A text snippet like
04040p0015 Macro drive object / Macro DO SERVO, VECTOR, HLA, SERVO_AC, VECTOR_AC, SERVO_I_AC, VECTOR_I_AC, A_INF, S_INF, R_INF, B_INF, TM31, TM15DI_DO, TM120, TM150,
has to be parsed into the four groups
- 04040
- p0015
- Macro drive object / Macro DO
- SERVO, VECTOR, HLA, SERVO_AC, VECTOR_AC, SERVO_I_AC, VECTOR_I_AC, A_INF, S_INF,
R_INF, B_INF, TM31, TM15DI_DO, TM120, TM150,
Where the first and second groups represent different kind of IDs, the 3rd group represents a title and the 4th group contains tags, consisting of 2 or more capital letters, followed by none or one _ , followed by none or more capital letters, followed by a comma.

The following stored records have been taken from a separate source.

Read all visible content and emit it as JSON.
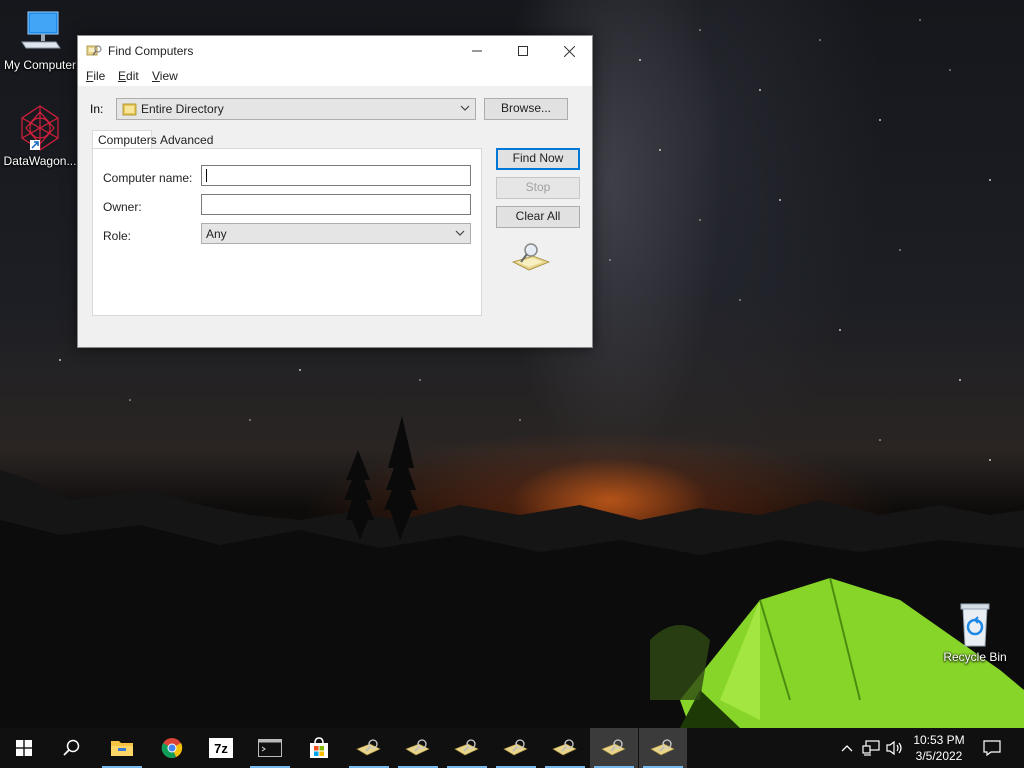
{
  "desktop": {
    "icons": [
      {
        "label": "My Computer",
        "icon": "computer-icon"
      },
      {
        "label": "DataWagon...",
        "icon": "datawagon-icon"
      },
      {
        "label": "Recycle Bin",
        "icon": "recycle-bin-icon"
      }
    ]
  },
  "window": {
    "title": "Find Computers",
    "controls": [
      "minimize-icon",
      "maximize-icon",
      "close-icon"
    ],
    "menu": [
      {
        "label": "File",
        "mnemonic": "F",
        "rest": "ile"
      },
      {
        "label": "Edit",
        "mnemonic": "E",
        "rest": "dit"
      },
      {
        "label": "View",
        "mnemonic": "V",
        "rest": "iew"
      }
    ],
    "in_label": "In:",
    "in_value": "Entire Directory",
    "browse_label": "Browse...",
    "tabs": [
      {
        "label": "Computers",
        "active": true
      },
      {
        "label": "Advanced",
        "active": false
      }
    ],
    "fields": {
      "computer_name_label": "Computer name:",
      "computer_name_value": "",
      "owner_label": "Owner:",
      "owner_value": "",
      "role_label": "Role:",
      "role_value": "Any"
    },
    "buttons": {
      "find_now": "Find Now",
      "stop": "Stop",
      "clear_all": "Clear All"
    }
  },
  "taskbar": {
    "apps": [
      {
        "icon": "start-icon"
      },
      {
        "icon": "search-icon"
      },
      {
        "icon": "file-explorer-icon"
      },
      {
        "icon": "chrome-icon"
      },
      {
        "icon": "7zip-icon"
      },
      {
        "icon": "terminal-icon"
      },
      {
        "icon": "store-icon"
      },
      {
        "icon": "find-computers-icon"
      }
    ],
    "clock_time": "10:53 PM",
    "clock_date": "3/5/2022",
    "tray_icons": [
      "chevron-up-icon",
      "network-icon",
      "volume-icon",
      "notification-icon"
    ]
  },
  "colors": {
    "accent": "#0078d7",
    "taskbar": "#101010",
    "tent": "#8ee02a"
  }
}
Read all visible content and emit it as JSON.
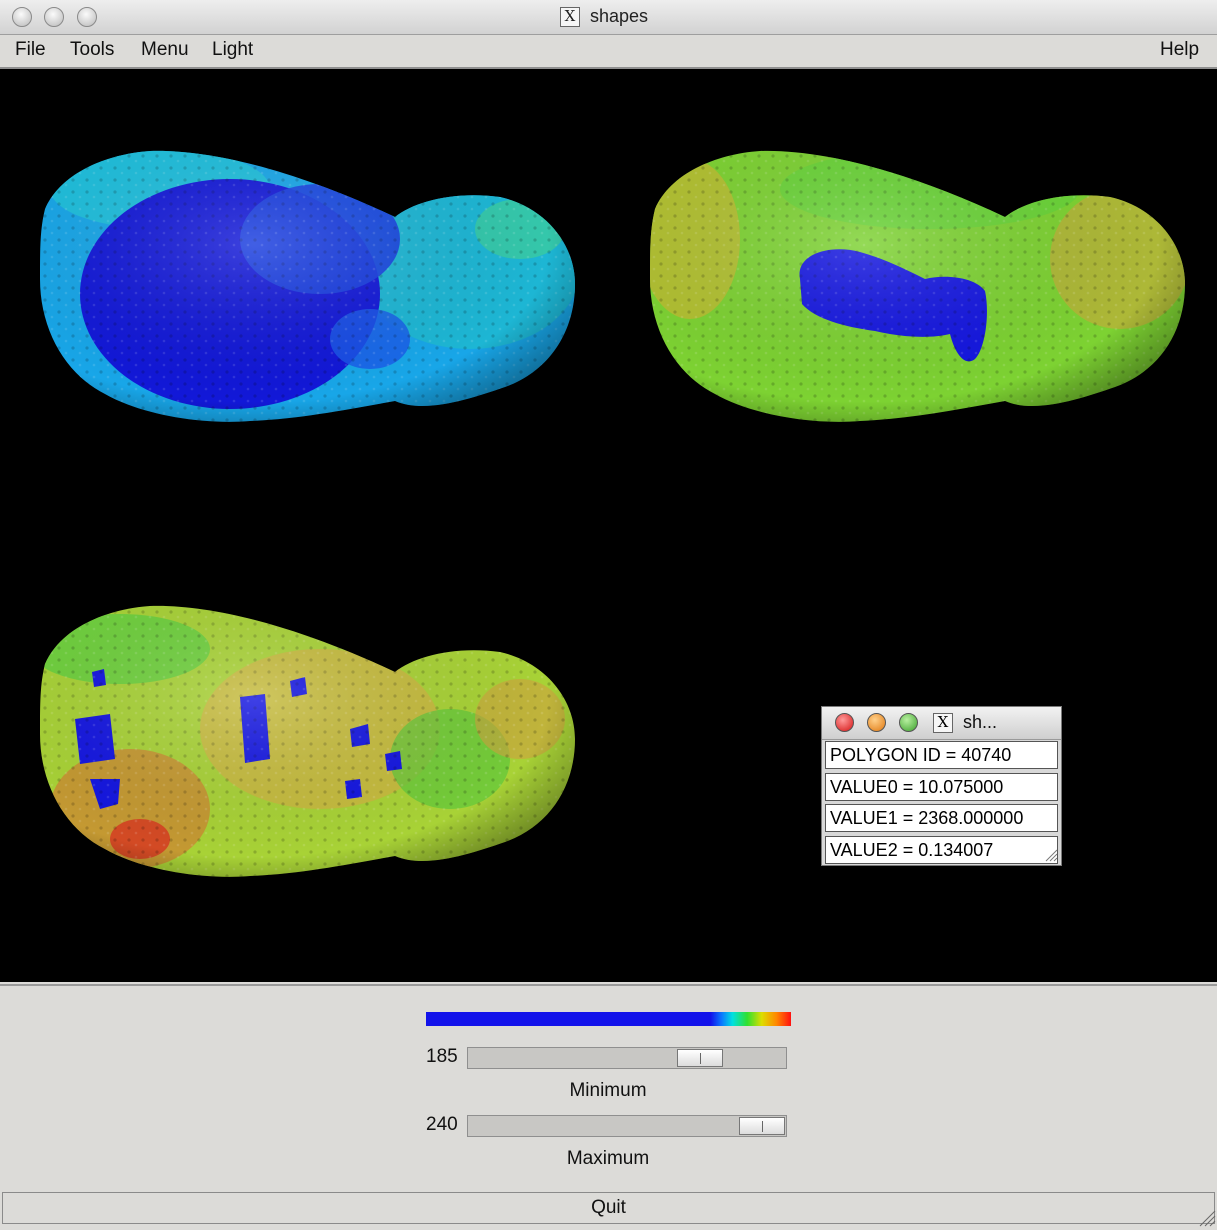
{
  "window": {
    "title": "shapes"
  },
  "menubar": {
    "file": "File",
    "tools": "Tools",
    "menu": "Menu",
    "light": "Light",
    "help": "Help"
  },
  "popup": {
    "caption": "sh...",
    "fields": [
      "POLYGON ID = 40740",
      "VALUE0 = 10.075000",
      "VALUE1 = 2368.000000",
      "VALUE2 = 0.134007"
    ]
  },
  "controls": {
    "minimum": {
      "value": "185",
      "label": "Minimum"
    },
    "maximum": {
      "value": "240",
      "label": "Maximum"
    }
  },
  "quit_label": "Quit",
  "colors": {
    "viewport_bg": "#000000",
    "low": "#1414e6",
    "high": "#ff1010"
  }
}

([0-9]+)([rp][0-9]{4,})(.*)([A-Z]{2,}_?[A-Z,0-9]{2,},)
returns
- 04040
- p0015
- Macro drive object / Macro DO SERVO, VECTOR, HLA, SERVO_AC, VECTOR_AC, SERVO_I_AC,
VECTOR_I_AC, A_INF, S_INF, R_INF, B_INF, TM31, TM15DI_DO, TM120, - TM150,
i.e., it gets the first two groups right, but fails to correctly separate the last two groups.
What is wrong with the regex expression?
You may use this regex to get desired 4 capture groups:
(\d+)([rp]\d{4,})(.*?)\s+((?:[A-Z]\w+,\s+)+)
RegEx Details:
(\d+)
: 1st group to capture 1+ digits([rp]\d{4,})
: 2nd group to match text starting withr
orp
followed by 4+ digits(.*?)
: 3rd group to match and capture 0 or more of any characters (lazy)\s+
: 1+ whitespaces((?:[A-Z]\w+,\s+)+)
: 4th group to match & capture words starting with upper case letter and followed by comma and 1+ whitespaces
Ae “tags” always single words?
Yes. I have specified the question accordingly